Posts: 2,080   +3,983
Does anyone have a definitive list of which services are (and are not) affected by this. I've seen lots of mass hysteria on other forums/articles where people are talking about losing access to various things that they've purchased such as music and apps - but has this actually been confirmed anywhere?

I would start seeking alternatives to gmail anyway: the precedent is clear and if they did so for business users with the suit it is done to eventually do it for all gmail consumer users as well: they'll probably be less aggressive and just shrink the inbox size greatly at first but it's not going to last free now that they know people have come to depend on their free services, they won't keep them free.
 

Revolution 11

Posts: 122   +156
I would start seeking alternatives to gmail anyway: the precedent is clear and if they did so for business users with the suit it is done to eventually do it for all gmail consumer users as well: they'll probably be less aggressive and just shrink the inbox size greatly at first but it's not going to last free now that they know people have come to depend on their free services, they won't keep them free.
The classic monopolist play.

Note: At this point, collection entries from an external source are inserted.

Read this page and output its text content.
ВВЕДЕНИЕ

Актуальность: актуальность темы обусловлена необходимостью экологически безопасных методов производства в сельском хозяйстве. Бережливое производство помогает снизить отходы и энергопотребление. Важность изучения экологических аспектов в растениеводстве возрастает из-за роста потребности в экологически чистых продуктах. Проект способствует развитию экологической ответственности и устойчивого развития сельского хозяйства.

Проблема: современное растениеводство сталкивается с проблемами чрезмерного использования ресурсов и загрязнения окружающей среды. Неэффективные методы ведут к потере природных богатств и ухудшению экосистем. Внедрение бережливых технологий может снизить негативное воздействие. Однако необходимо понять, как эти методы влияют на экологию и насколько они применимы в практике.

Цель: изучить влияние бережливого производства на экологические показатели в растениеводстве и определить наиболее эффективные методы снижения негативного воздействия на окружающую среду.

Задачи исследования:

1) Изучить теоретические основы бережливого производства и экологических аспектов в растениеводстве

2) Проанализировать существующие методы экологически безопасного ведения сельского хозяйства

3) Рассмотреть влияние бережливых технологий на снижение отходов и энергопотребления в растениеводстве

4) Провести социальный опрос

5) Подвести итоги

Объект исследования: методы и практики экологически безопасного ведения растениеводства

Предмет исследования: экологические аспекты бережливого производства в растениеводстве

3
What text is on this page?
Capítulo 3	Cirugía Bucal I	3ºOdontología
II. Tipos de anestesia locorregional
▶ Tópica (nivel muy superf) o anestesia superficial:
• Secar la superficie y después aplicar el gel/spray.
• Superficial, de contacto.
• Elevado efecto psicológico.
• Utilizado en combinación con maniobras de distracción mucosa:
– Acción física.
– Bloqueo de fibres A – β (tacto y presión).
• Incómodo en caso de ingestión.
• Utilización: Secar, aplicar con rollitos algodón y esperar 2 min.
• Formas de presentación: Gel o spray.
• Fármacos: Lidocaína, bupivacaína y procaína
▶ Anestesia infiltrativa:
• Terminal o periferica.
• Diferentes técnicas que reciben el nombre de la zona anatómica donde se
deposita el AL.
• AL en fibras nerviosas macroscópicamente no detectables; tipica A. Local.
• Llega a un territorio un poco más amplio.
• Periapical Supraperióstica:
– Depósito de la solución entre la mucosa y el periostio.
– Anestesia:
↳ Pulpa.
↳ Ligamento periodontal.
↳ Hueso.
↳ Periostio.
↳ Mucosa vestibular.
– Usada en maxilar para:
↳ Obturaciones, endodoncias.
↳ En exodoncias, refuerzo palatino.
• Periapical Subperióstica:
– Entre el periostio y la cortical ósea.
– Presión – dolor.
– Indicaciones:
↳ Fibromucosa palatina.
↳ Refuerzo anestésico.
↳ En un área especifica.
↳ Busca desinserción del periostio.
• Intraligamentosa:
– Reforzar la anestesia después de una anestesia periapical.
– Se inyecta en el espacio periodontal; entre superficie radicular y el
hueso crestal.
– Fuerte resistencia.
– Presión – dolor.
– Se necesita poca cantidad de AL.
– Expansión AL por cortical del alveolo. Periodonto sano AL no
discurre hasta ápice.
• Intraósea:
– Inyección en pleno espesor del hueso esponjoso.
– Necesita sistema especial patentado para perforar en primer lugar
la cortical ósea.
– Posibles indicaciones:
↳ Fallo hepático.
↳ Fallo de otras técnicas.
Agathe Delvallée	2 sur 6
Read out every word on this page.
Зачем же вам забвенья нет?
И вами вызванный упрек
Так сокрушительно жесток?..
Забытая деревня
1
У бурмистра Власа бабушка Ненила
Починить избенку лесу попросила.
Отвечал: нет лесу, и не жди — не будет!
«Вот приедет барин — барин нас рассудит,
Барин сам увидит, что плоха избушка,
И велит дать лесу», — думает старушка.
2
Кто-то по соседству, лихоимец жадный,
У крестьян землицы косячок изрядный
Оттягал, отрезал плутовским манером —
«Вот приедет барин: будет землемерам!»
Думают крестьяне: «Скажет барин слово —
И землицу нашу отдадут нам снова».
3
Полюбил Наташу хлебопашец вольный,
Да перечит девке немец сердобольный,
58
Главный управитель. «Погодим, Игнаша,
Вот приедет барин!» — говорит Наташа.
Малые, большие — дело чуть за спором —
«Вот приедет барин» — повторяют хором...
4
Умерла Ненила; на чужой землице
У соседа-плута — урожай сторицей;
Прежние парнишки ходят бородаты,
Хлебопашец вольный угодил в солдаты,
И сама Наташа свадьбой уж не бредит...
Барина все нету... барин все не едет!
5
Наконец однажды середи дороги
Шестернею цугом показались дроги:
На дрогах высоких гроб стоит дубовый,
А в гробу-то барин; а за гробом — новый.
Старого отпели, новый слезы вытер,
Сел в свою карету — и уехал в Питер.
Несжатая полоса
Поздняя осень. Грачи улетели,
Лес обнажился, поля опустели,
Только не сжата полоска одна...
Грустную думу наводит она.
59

I am surprised it took Google this long. I would have expected something like this to happen at the latest by 2015.
 

dangh

Posts: 502   +771
The classic monopolist play. I am surprised it took Google this long. I would have expected something like this to happen at the latest by 2015.
bu bu bu but free market is always right and you have alternatives! /S
That is current state of market. Big companies after years of investment and undercutting, killing or buying compaetition are looking for manyfold increased return knowing there is not many places left for customer to move to.